First and foremost to mention, the ETA addresses both issues simultaneously, making it one feature that ingeniously resolves both issues and does so easily on the fly, at will. Want to climb? Flip the switch and compress the fork down to the desired position and it will remain there. Now you have a more advantageous climbing position, so that more of your weight is forward over the handlebars. This keeps your front wheel more firmly set against the ground and therefore makes steering easier as you navigate up around obstacles or follow your line, all while constantly retaining 30mm travel no matter what level the fork is at. Need full travel?
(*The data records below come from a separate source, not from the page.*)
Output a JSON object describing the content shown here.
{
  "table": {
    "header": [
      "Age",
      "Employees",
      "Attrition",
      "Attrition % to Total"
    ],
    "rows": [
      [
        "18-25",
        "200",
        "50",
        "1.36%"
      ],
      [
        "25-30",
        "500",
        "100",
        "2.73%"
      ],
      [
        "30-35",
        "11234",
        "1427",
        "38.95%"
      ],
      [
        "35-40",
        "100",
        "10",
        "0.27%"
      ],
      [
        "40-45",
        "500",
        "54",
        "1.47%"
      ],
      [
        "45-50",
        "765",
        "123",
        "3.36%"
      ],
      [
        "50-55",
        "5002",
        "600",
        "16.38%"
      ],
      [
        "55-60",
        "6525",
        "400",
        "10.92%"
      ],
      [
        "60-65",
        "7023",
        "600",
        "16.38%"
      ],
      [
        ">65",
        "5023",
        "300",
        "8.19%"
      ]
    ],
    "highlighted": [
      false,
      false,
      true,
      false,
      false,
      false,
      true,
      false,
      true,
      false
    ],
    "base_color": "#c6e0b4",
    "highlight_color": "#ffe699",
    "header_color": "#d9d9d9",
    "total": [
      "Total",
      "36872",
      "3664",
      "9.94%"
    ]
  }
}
Flip the switch back and the fork shoots right back up so you’re ready for the crazy downhill at speeds your mother wouldn’t approve of.

            Now that the ETA has you and you bike in a better position for climbing, what about the pedal feedback? There is none, or at most a minimal amount. The ETA has no set travel position once it is activated, but regardless of how far you compress the fork down, you always retain about 30mm of travel as mentioned before. Most riders focus on suspension travel as a means of absorbing the “big hits” they throw at their bikes, which it does do, but it is also designed as a means of maintaining the wheels on the ground for increased traction, and therefore is implemented ultimately to improve the rider’s ability to control the bike. This approximate 30mm of travel is VERY, VERY stiff, equivalent to the bottom or final 30mm of travel. This stiffness heavily resists the fork’s propensity to compress under the down force generated by your climbing legs on the crank arms.

            In short, the ETA resolves the issues of climbing geometry, the rider’s climbing position and the pedal-induced bob BETTER than ANY system out there, and thankfully is also the EASIEST to use. Ladies and gentlemen, it truly is INGENIOUS! The only valid concern that arises in reference to the ETA system is that it is only available on a coil leg, so none of the Doppio Air (dual air) systems can accommodate it. But what else do you expect from Marzocchi as the longest running suspension company in the industry but the BEST?